Crônica do Professor Antonio Glauber sobre as notícias do dia 12 de Fevereiro de 2026
Crônica do Professor Antonio Glauber sobre as notícias do dia 12 de Fevereiro de 2026
Por Antonio Glauber Santana Ferreira — Japaratuba-SE
O mundo amanheceu no dia 12 de fevereiro como um tambor de escola de samba: batendo forte, fazendo barulho, chamando atenção — e, às vezes, desafinando.
Em Sergipe, mais de oito mil policiais foram convocados para vigiar o Carnaval. O governo montou um verdadeiro exército de escudos, rádios e olhares atentos, como se a alegria fosse um rio caudaloso que, sem margens, poderia transbordar. A folia é uma ave colorida: linda quando voa livre, perigosa quando perde o rumo. E lá estavam os guardiões, tentando garantir que o confete não virasse pedra e que o riso não se transformasse em choro.
Enquanto isso, em Brasília, a Justiça trocava de mãos como um bastão numa corrida olímpica. Após a saída de Toffoli, o ministro André Mendonça assumiu a relatoria do caso Master.

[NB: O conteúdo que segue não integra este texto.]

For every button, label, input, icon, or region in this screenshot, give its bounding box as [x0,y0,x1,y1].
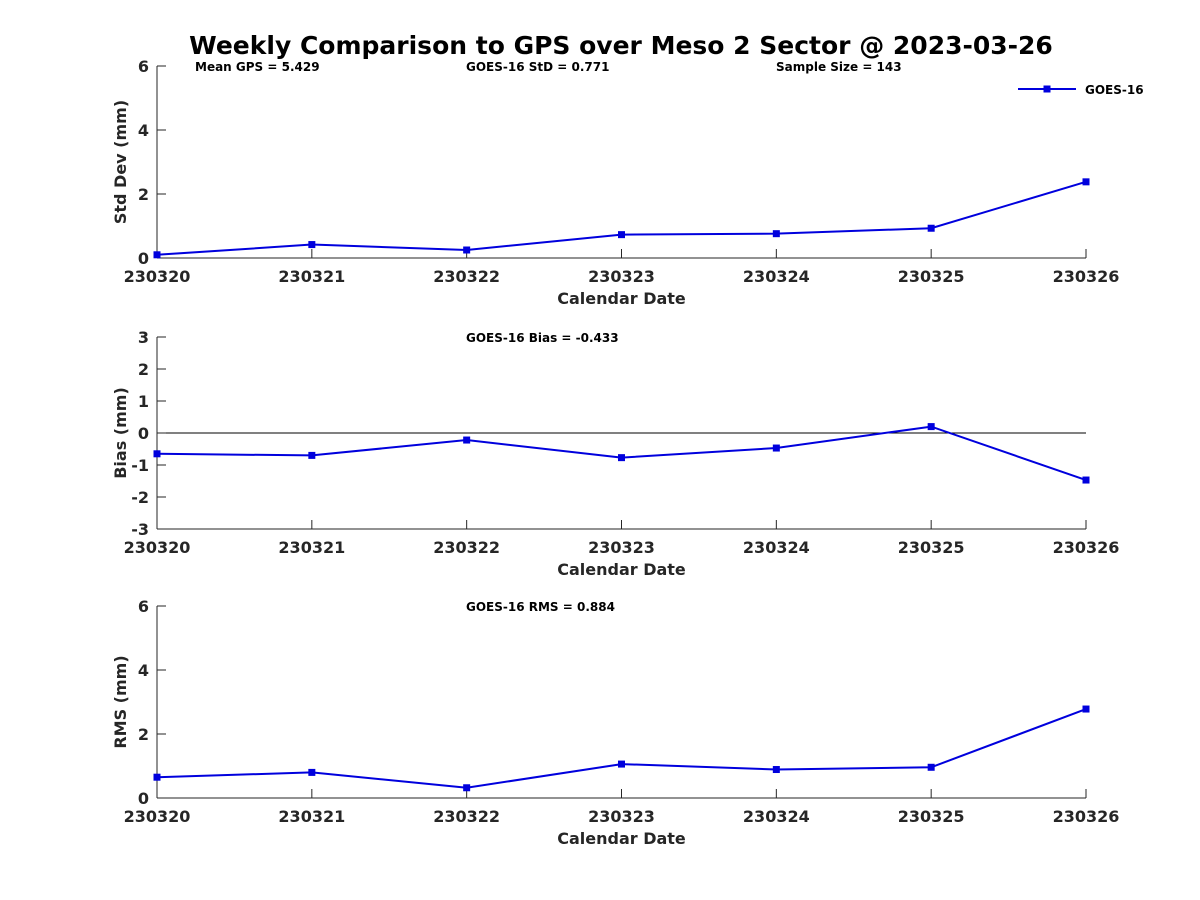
x-tick-label: 230322 [433,807,500,826]
panel-std: 0 2 4 6 230320 230321 230322 230323 230324 230325… [111,57,1144,308]
x-tick-label: 230323 [588,538,655,557]
series-line-goes-16 [156,180,1087,256]
data-point [927,763,935,771]
data-point [772,766,780,774]
series-line-goes-16 [156,425,1087,481]
data-point [308,768,316,776]
x-tick-label: 230321 [278,807,345,826]
y-tick-label: 4 [138,121,149,140]
stat-annotation: Mean GPS = 5.429 [195,60,320,74]
panel-rms: 0 2 4 6 230320 230321 230322 230323 230324 230325… [111,597,1119,848]
x-tick-label: 230326 [1053,807,1120,826]
y-tick-label: -1 [131,456,149,475]
y-axis-label: Std Dev (mm) [111,100,130,224]
x-tick-label: 230321 [278,267,345,286]
y-tick-label: 2 [138,725,149,744]
panel-bias: -3 -2 -1 0 1 2 3 230320 230321 230322 230323 230324… [111,328,1119,579]
data-point [463,246,471,254]
stat-annotation: GOES-16 StD = 0.771 [466,60,609,74]
x-tick-label: 230325 [898,538,965,557]
x-tick-label: 230324 [743,267,810,286]
x-axis-label: Calendar Date [557,289,686,308]
x-axis-label: Calendar Date [557,560,686,579]
x-tick-label: 230324 [743,538,810,557]
y-tick-label: 0 [138,249,149,268]
x-tick-label: 230321 [278,538,345,557]
legend: GOES-16 [1018,83,1144,97]
series-line-goes-16 [156,708,1087,789]
x-tick-label: 230326 [1053,267,1120,286]
data-point [308,241,316,249]
data-point [927,423,935,431]
data-point [772,444,780,452]
data-point [618,231,625,239]
x-tick-label: 230322 [433,538,500,557]
y-tick-label: 6 [138,597,149,616]
x-tick-label: 230325 [898,267,965,286]
data-point [772,230,780,238]
x-tick-label: 230325 [898,807,965,826]
data-point [927,224,935,232]
x-tick-label: 230320 [124,538,191,557]
y-tick-label: -2 [131,488,149,507]
y-tick-label: 0 [138,789,149,808]
data-point [463,436,471,444]
y-axis-label: Bias (mm) [111,387,130,479]
y-tick-label: 1 [138,392,149,411]
x-tick-label: 230320 [124,807,191,826]
y-tick-label: 4 [138,661,149,680]
data-point [618,454,625,462]
legend-label: GOES-16 [1085,83,1144,97]
y-tick-label: 0 [138,424,149,443]
legend-marker [1043,85,1051,93]
stat-annotation: GOES-16 Bias = -0.433 [466,331,619,345]
data-point [1082,178,1090,186]
data-point [463,784,471,792]
stat-annotation: GOES-16 RMS = 0.884 [466,600,615,614]
data-point [1082,476,1090,484]
x-tick-label: 230326 [1053,538,1120,557]
stat-annotation: Sample Size = 143 [776,60,902,74]
y-tick-label: 6 [138,57,149,76]
chart-title: Weekly Comparison to GPS over Meso 2 Sec… [189,31,1053,60]
y-tick-label: -3 [131,520,149,539]
x-tick-label: 230324 [743,807,810,826]
data-point [153,251,161,259]
x-axis-label: Calendar Date [557,829,686,848]
data-point [618,760,625,768]
x-tick-label: 230323 [588,807,655,826]
y-tick-label: 3 [138,328,149,347]
data-point [1082,705,1090,713]
x-tick-label: 230320 [124,267,191,286]
x-tick-label: 230322 [433,267,500,286]
y-axis-label: RMS (mm) [111,655,130,748]
y-tick-label: 2 [138,360,149,379]
data-point [308,451,316,459]
data-point [153,773,161,781]
x-tick-label: 230323 [588,267,655,286]
data-point [153,450,161,458]
y-tick-label: 2 [138,185,149,204]
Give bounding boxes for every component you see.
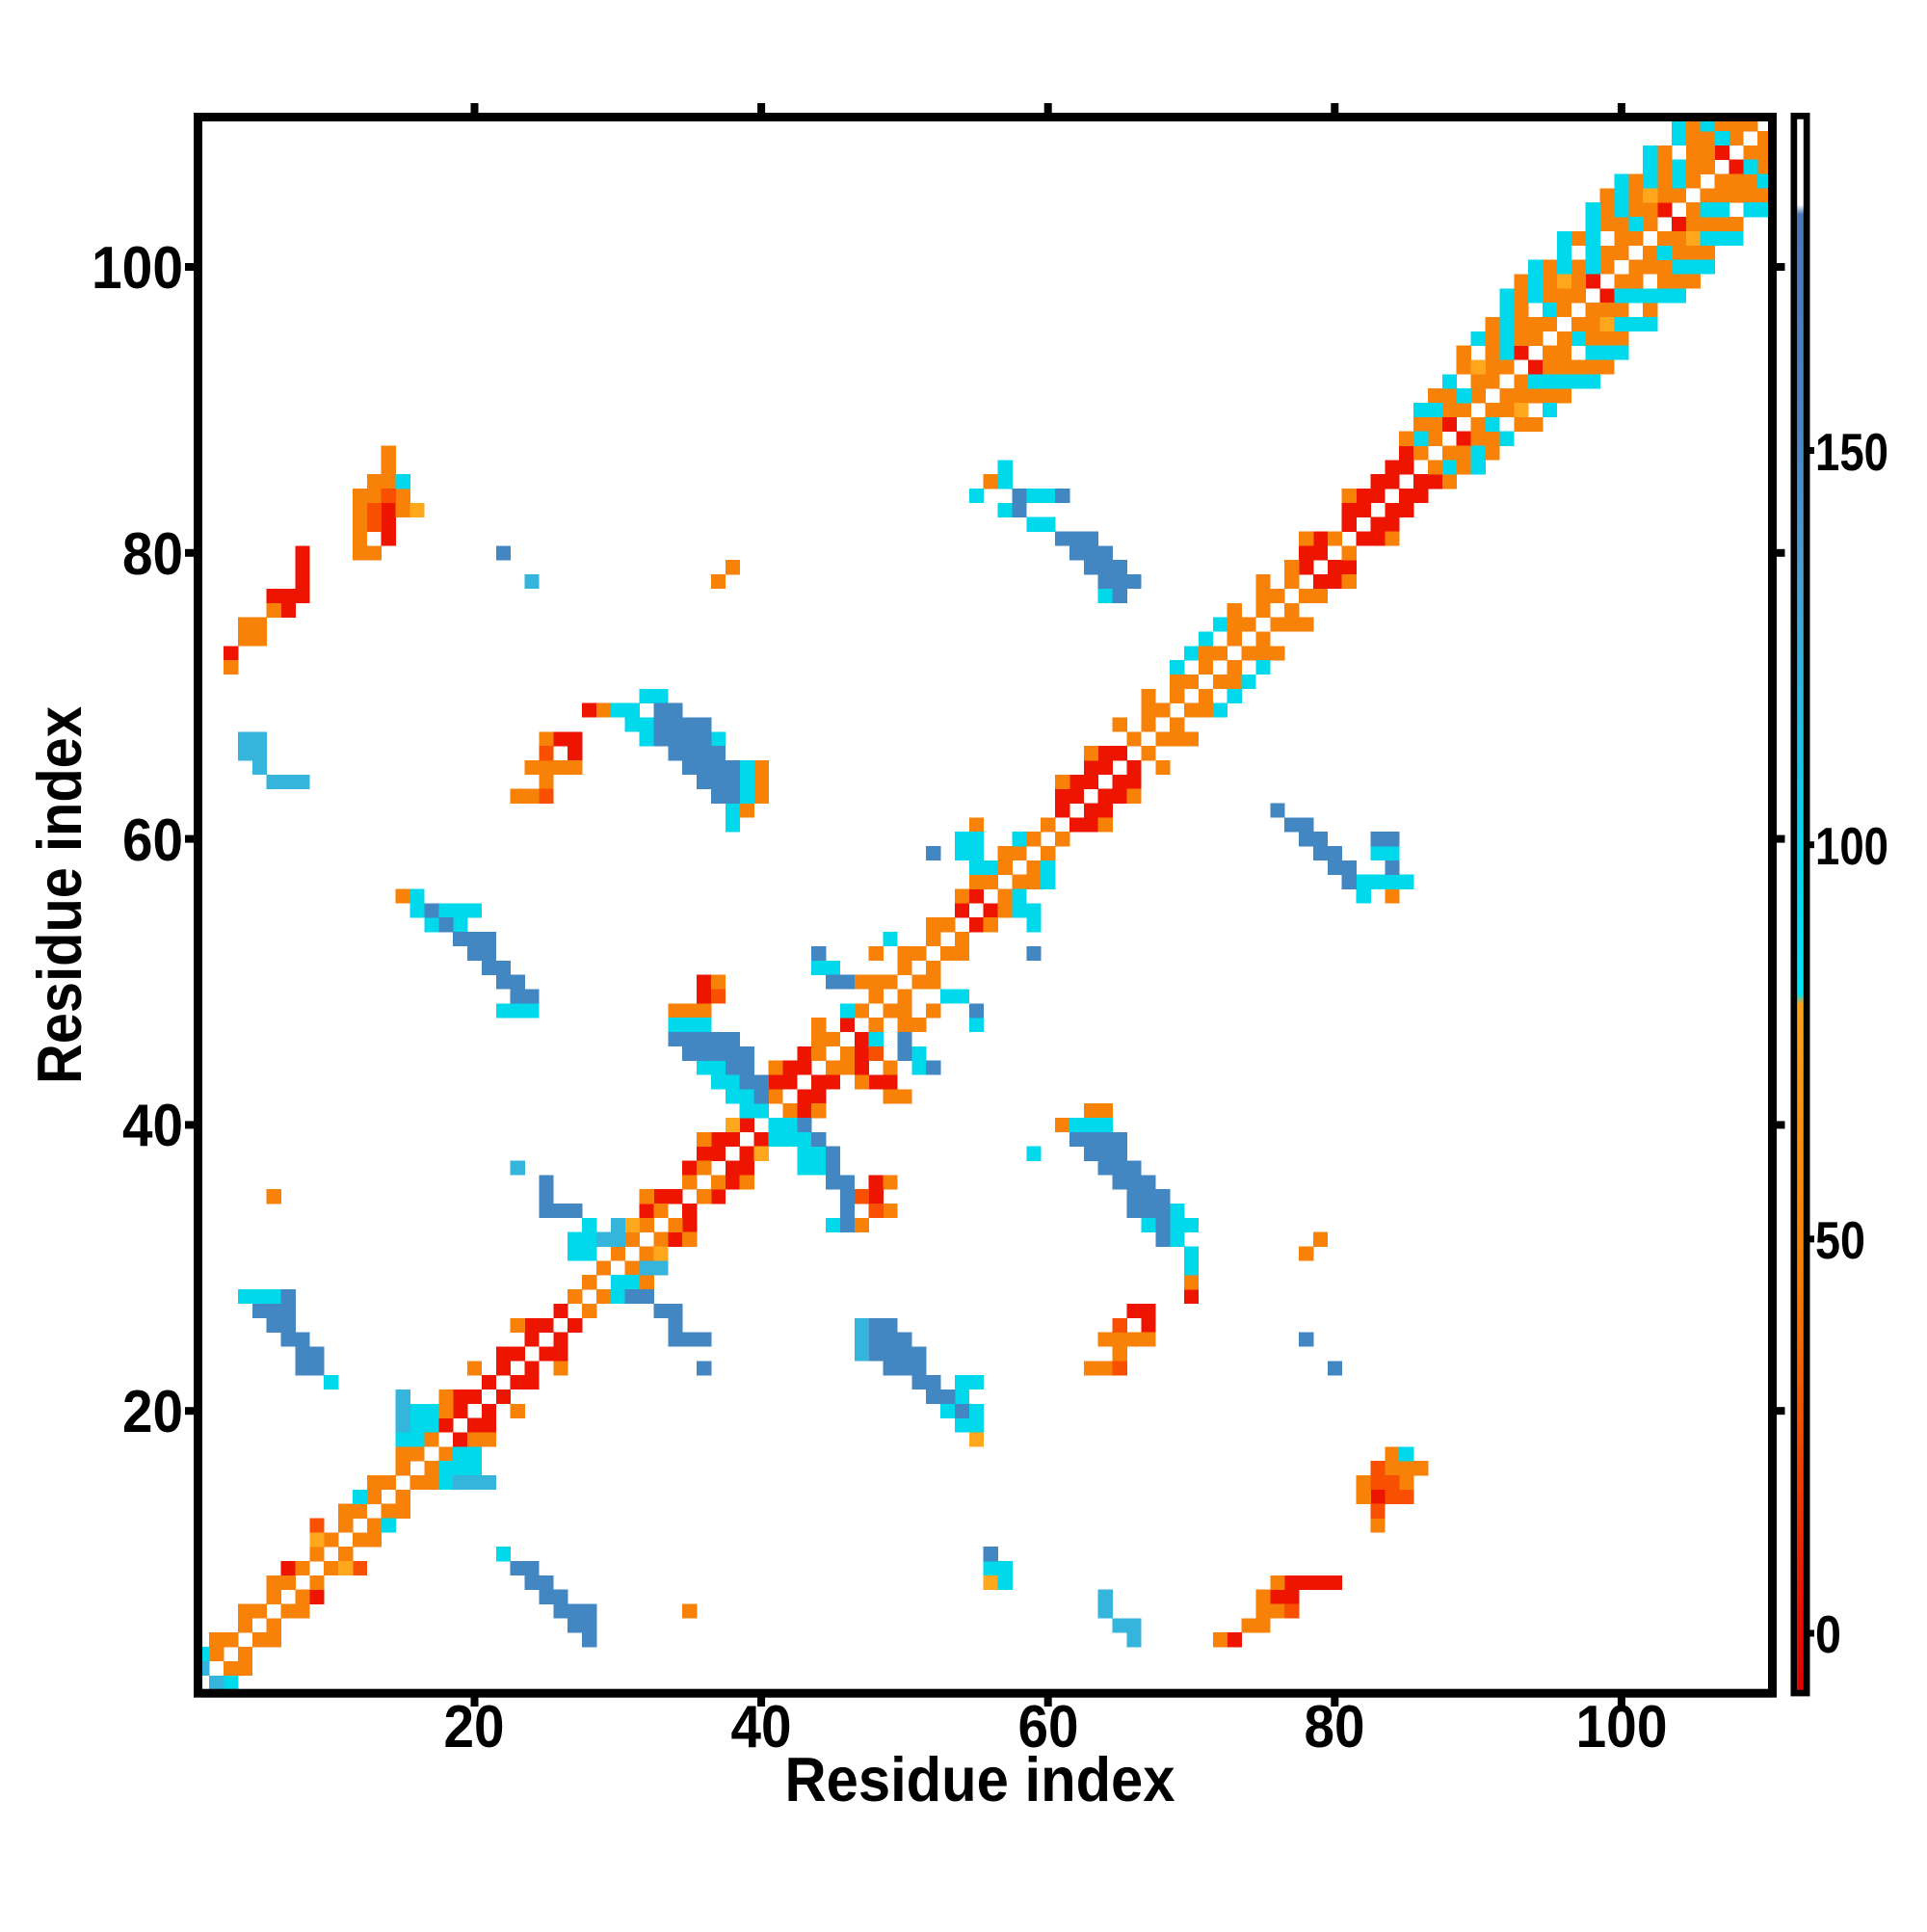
svg-text:Residue index: Residue index bbox=[785, 1744, 1175, 1814]
svg-text:60: 60 bbox=[122, 807, 183, 874]
svg-text:60: 60 bbox=[1018, 1694, 1079, 1760]
svg-text:100: 100 bbox=[1815, 816, 1888, 876]
svg-text:40: 40 bbox=[731, 1694, 792, 1760]
svg-text:20: 20 bbox=[444, 1694, 505, 1760]
svg-text:20: 20 bbox=[122, 1379, 183, 1445]
svg-text:Residue index: Residue index bbox=[24, 706, 94, 1084]
svg-text:0: 0 bbox=[1815, 1604, 1841, 1664]
svg-text:50: 50 bbox=[1815, 1210, 1865, 1270]
svg-text:80: 80 bbox=[1305, 1694, 1365, 1760]
svg-text:100: 100 bbox=[92, 235, 183, 302]
svg-text:40: 40 bbox=[122, 1093, 183, 1159]
svg-text:100: 100 bbox=[1576, 1694, 1668, 1760]
svg-text:150: 150 bbox=[1815, 422, 1888, 482]
svg-text:80: 80 bbox=[122, 521, 183, 588]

A política, meus amigos, é um tabuleiro onde as peças às vezes se movem sozinhas — ou pelo menos fingem que sim. E o povo, lá do lado de fora, olha o jogo com a cara de quem assiste a um filme cujo final sempre demora a chegar.
Do outro lado do planeta, em Bangladesh, a chamada “Geração Z” foi às urnas com a energia de um trovão juvenil… mas o resultado acabou sendo uma vitória esmagadora de um partido tradicional. Foi como um vento novo tentando abrir uma janela antiga — a janela até rangeu, mas não abriu completamente. A juventude gritou, mas o passado respondeu mais alto.
Na Argentina, a Câmara aprovou a redução da maioridade penal de 16 para 14 anos. Uma decisão pesada, densa, como nuvem carregada antes da tempestade. O debate nasceu da dor, e a dor, quando vira lei, carrega lágrimas invisíveis nas entrelinhas. Punir mais cedo é como colher o fruto ainda verde: resolve a fome do momento, mas deixa no ar a pergunta amarga — onde foi que a árvore deixou de ser cuidada?
E assim segue o mundo, esse velho carrossel que gira entre risos de Carnaval, julgamentos solenes, eleições distantes e leis que pesam como pedras no bolso da esperança.
No fim das contas, a vida continua sendo esse espetáculo curioso: metade circo, metade tempestade… e nós, pobres cronistas e leitores, seguimos tentando entender se estamos na plateia, no palco… ou no meio do picadeiro, tropeçando nas próprias perguntas e rindo, para não chorar.